Choose ProteInfer When

  • You need sub-second inference for proteome-scale annotation
  • Speed matters more than interpretability
  • You are doing initial high-throughput screening and will validate hits with other methods
  • Your proteins are within the distribution of well-characterized UniProt sequences

Choose InterPro When

  • Your proteins belong to well-characterized families with known domain architectures
  • You need annotations backed by curated experimental evidence
  • You are annotating a genome where most genes have homologs in reference databases
  • Regulatory or compliance requirements demand annotations traceable to specific database entries
Note
For the highest confidence annotations, use multiple tools. Run BioReason-Pro for reasoning-backed predictions, cross-reference with InterPro for domain-based evidence, and use ProteInfer as a fast tiebreaker. SciRouter's MCP integration makes it straightforward to chain these analyses in an AI agent workflow.

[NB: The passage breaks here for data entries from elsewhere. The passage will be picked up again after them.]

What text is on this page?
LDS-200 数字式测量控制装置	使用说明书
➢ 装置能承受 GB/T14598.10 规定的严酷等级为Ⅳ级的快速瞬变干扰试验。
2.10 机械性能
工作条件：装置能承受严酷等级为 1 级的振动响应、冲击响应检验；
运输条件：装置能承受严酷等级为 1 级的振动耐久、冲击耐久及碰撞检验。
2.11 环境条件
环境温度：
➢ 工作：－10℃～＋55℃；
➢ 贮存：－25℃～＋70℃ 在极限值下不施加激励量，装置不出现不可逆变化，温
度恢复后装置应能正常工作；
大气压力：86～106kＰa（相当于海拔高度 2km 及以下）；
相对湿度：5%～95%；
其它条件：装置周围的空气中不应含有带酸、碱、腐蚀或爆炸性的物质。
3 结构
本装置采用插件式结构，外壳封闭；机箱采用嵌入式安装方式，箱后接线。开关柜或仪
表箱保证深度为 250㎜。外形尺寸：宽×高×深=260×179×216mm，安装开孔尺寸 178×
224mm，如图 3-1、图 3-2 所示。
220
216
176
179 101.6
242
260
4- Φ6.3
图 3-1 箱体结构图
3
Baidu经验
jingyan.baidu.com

Using BioReason-Pro Through the SciRouter API

SciRouter provides BioReason-Pro as a hosted GPU endpoint at /v1/proteins/function. Submit a protein or DNA sequence, and receive GO term predictions with confidence scores and a reasoning trace explaining each prediction. Here is a working example:

Predict protein function with BioReason-Pro via SciRouter
import requests
import time

API_KEY = "sk-sci-your-api-key"
BASE = "https://api.scirouter.ai/v1"
headers = {"Authorization": f"Bearer {API_KEY}"}

# Submit a function prediction job
response = requests.post(
    f"{BASE}/proteins/function",
    headers=headers,
    json={
        "sequence": "MVLSPADKTNVKAAWGKVGAHAGEYGAEALERMFLSFPTTKTYFPHFDLSH",
        "include_reasoning": True,
        "organism": "human"
    }
)
job = response.json()
job_id = job["data"]["job_id"]
print(f"Job submitted: {job_id}")

# Poll for results
while True:
    result = requests.get(
        f"{BASE}/proteins/function/{job_id}",
        headers=headers
    ).json()
    if result["data"]["status"] == "completed":
        predictions = result["data"]["predictions"]
        reasoning = result["data"]["reasoning"]

        print(f"\nTop GO terms predicted:")
        for pred in predictions[:5]:
            print(f"  {pred['go_id']} - {pred['name']} "
                  f"({pred['category']}, confidence: {pred['confidence']:.2f})")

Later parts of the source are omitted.